Yeah. If you guessed marking school work, you know me pretty well. As my son told me, I’m not a terrible procrastinator, I’m a great procrastinator because I’m so good at putting things off.
The good news is that I feel fairly rested and ready to take on the work week. The bad news is that I kind of wish I could spend the next few days focusing my newfound energies on my home. That great long list I’d made for myself at the start of the break? Didn’t do it. All the skiing I anticipated? Didn’t happen. The laundry folding, floor washing, paper organizing, marking and editing frenzy throughout the bonus seven days of free time?
I could blame it on the cough that lingered through most of the break and made my waking hours difficult. But the simple fact is that I’m lazy when I don’t have a deadline. I do much better with routine. What I need to get better at is setting and following my own routines.
That, and turning off the TV. We binge-watched The 100 today and yesterday, reviewing season 1 and getting halfway through season 2, with little intermissions of 3rd Rock for comic relief. I really, really enjoy The 100 — so much food for thought, and we do a lot of talking about character motivations, science, and philosophy while we’re watching. I’d love to read or write some fan fiction (if it exists) about the lives of the Grounders and the Mountain Men before the Sky People landed and skewed the world just a little more. And I’d love to watch the show with a few more adults and some shot glasses — the writers love the term “my people” so much, it really ought to be a drinking game.
So there’s that. My addiction to the boob tube, time suckage at its finest. I’ve toyed with doing away with the television completely, but we’d have to get rid of all of our DVDs and Blu-Rays as well, plus slapping an elastic on my wrist every time I felt tempted to put on Netflix or do a little surfing through YouTube.

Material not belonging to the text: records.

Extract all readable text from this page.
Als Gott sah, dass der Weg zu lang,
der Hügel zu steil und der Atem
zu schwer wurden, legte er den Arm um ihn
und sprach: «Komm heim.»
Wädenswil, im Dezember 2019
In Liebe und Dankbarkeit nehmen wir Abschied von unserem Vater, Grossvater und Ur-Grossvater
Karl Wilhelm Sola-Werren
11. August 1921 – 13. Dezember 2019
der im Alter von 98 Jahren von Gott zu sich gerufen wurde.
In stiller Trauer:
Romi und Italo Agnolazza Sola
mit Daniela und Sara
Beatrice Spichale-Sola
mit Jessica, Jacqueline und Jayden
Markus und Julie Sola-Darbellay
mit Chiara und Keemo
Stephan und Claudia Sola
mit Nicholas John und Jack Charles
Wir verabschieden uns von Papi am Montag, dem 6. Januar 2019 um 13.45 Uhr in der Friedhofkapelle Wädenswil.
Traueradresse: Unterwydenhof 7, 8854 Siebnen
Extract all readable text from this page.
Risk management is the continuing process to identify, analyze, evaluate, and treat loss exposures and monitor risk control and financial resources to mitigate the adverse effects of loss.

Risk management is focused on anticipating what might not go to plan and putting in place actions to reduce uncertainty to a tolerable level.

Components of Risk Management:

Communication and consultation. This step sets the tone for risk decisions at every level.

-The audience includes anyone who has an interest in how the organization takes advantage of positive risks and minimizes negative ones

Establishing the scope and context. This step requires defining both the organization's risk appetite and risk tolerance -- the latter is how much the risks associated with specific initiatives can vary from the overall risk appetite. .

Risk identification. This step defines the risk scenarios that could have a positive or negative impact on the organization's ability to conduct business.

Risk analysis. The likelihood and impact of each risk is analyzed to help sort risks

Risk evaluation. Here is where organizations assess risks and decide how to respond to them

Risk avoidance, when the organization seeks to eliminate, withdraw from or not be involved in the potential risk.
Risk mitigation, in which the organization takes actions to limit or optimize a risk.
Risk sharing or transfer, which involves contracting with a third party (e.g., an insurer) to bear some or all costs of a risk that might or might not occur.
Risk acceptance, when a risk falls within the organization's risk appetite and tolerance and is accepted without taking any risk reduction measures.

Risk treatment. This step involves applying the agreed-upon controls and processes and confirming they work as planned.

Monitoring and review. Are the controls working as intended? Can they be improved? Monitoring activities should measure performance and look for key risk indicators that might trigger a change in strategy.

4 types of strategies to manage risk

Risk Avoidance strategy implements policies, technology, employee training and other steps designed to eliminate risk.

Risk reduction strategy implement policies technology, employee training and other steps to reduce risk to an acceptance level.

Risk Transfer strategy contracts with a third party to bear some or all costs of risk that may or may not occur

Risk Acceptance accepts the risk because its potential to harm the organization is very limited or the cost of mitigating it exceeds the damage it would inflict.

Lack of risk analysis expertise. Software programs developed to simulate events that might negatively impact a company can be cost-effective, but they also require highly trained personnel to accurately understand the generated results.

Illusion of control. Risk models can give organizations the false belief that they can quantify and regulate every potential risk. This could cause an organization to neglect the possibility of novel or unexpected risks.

I just want to be entertained.
And the funny part is that I suspect even without the TV, movies, and Netflix, I still would seek out the escape of fiction because I’d be reading. I don’t read nearly as often as I used to, in part because I get really into the book I’m reading and therefore I become very pissed off when my child or spouse pulls me away from it. Come to think of it, I get peeved in the same way when I get interrupted in my cleaning. So either I need to cultivate patience, or they need to learn to leave Mommy alone when she’s in a groove.
That’s another reason why I’m throwing myself into the marking tonight. Doing it at home with distractions is hella frustrating. The lack of proper desk space and lighting, constant noise (except late at night, and even then — or right now — I’m listening to my teenager gaming away on his Xbox) — it’s far easier to be productive at the school. But the thought of going up to the classroom last week put knots in my shoulders and gave me bad dreams. So I stayed home and promised myself every day that I’d get to the marking, knowing full well that I was telling myself dirty lies and that this was the inevitable result.
I’m punishing myself for being lazy. For misusing the gift of time. For sleeping when I ought to have been working. For knitting when I should have had pen in hand. I have to do penance in some way for putting off the work that had to be done. Mary Poppins glares at me from the back of my head. So does my own mother.
So. There’s my twenty-minute break between marking stories that should have been handed back a month ago. I’m diving in again, hoping to surface some time before 1 am so I can get some sleep before it’s back to work tomorrow. Maybe by March Break next year I’ll have learned my lesson.